What happens to the excess skin that is removed from a patient after bariatric surgery? According to the Musculoskeletal Tissue Foundation, a nonprofit, New Jersey-based tissue bank, more patients are donating their skin to help other patients who are in need of skin grafts.

Before the establishment of the Musculoskeletal Tissue Foundation 2 years ago, plastic surgeons relied on artificial skin from cadavers to cover burns or reconstruct breasts because it was thought that collecting skin from live donors would not provide the same-quality specimen. The foundation looked into the idea of collecting skin from live donors because physicians were in need of larger grafts that could not be collected from deceased donors. Furthermore, patients were interested in donating their excess skin after bariatric surgery.

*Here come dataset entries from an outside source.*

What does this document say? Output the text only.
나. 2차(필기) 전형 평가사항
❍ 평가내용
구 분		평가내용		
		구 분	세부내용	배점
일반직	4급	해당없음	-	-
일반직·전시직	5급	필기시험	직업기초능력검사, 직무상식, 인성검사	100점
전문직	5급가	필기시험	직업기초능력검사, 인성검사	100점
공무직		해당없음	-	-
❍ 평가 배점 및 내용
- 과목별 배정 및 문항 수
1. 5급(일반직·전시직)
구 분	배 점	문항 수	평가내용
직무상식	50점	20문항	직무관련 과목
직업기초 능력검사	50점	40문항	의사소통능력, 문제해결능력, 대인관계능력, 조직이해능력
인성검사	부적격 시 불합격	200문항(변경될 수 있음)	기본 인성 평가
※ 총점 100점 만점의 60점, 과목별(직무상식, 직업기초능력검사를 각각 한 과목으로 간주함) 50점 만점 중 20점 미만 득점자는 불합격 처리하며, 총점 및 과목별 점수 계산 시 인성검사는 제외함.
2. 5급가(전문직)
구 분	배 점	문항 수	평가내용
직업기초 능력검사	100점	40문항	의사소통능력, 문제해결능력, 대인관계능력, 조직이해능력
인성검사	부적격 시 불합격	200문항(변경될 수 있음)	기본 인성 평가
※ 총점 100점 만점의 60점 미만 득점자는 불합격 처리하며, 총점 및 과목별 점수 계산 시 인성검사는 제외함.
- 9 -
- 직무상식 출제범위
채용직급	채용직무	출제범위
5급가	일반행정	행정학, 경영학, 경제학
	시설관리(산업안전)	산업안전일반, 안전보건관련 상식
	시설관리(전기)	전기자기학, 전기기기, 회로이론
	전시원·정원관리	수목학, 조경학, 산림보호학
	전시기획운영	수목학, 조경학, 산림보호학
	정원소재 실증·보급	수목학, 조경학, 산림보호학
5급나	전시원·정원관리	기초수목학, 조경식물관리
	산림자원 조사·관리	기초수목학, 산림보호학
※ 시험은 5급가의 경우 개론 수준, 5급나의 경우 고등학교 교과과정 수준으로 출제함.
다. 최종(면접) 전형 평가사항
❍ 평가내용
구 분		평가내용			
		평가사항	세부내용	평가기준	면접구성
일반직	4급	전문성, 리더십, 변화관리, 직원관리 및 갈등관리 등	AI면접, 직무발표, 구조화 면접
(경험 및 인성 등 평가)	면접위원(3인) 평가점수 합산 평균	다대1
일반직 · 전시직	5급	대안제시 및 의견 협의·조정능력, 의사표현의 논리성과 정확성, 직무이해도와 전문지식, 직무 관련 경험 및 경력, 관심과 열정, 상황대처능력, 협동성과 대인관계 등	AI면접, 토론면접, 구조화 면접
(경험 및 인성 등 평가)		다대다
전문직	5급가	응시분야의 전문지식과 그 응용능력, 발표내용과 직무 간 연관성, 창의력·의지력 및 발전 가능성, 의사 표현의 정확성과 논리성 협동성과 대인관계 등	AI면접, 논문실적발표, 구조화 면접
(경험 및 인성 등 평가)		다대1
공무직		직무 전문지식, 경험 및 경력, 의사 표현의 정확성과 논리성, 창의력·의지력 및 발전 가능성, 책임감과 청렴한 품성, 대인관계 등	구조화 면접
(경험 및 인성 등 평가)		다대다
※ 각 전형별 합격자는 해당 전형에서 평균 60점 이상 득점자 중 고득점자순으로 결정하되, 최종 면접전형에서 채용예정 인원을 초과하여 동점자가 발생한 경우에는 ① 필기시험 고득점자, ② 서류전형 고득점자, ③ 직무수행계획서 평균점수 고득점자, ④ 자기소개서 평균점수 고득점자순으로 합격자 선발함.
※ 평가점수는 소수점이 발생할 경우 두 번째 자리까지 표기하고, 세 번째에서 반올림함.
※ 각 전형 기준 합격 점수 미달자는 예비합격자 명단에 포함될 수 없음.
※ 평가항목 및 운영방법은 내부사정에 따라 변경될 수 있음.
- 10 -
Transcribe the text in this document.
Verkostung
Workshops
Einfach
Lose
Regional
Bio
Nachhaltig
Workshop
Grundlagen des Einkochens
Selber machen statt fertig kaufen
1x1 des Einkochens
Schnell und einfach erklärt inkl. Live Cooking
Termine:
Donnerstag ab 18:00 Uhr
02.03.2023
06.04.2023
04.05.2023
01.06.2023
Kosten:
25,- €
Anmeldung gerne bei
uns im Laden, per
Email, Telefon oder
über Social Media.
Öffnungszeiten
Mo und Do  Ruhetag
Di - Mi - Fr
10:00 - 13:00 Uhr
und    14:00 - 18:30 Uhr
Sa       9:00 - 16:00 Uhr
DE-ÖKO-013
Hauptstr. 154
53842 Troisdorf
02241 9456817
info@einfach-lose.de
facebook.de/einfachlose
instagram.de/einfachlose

Beverly Shafer, MD, a plastic and reconstructive surgeon practicing in Salem, Mass, uses reprocessed skin from live donors in reconstructive surgeries. “It’s wonderful,” she told the Gloucester Daily Times on July 27, 2007. “There are so many people who come into the office for this sort of surgery. People sort of askance say, ‘Can’t I give my skin to somebody, to the Shriners for burn surgery or something?’ “1

According to Cindy Gordon, a spokeswoman for the Foundation, the skin collected from live donors is different from the skin from cadavers—it is thicker, and the skin can be bunched up to fill in hollows, such as a deep indentation in a patient’s face or the gap left behind after a tumor is removed. Cadaver skin, on the other hand, is thinner and more appropriate for treating burn victims.

See also “Not Without Its Risks” by Danielle Cohen in the December 2005 issue of PSP.

Patients can be a live skin donor if they are having a surgery in which a large, continuous piece of skin will be removed (candidates are often patients who have lost 100 pounds or more and are undergoing surgery to remove excess skin), and if the plastic surgeon participates in a skin-donation program.

According to Gordon, to date, the Foundation has collected skin from more than 300 live donors, mostly through plastic surgeons on the West Coast. Skin donation is relatively new on the East Coast, so not all surgeons collect donations.


  1. Kirkwood J. Living skin donors expand options for reconstructive surgery. Gloucester Daily Times. July 27, 2007; Lifestyle section.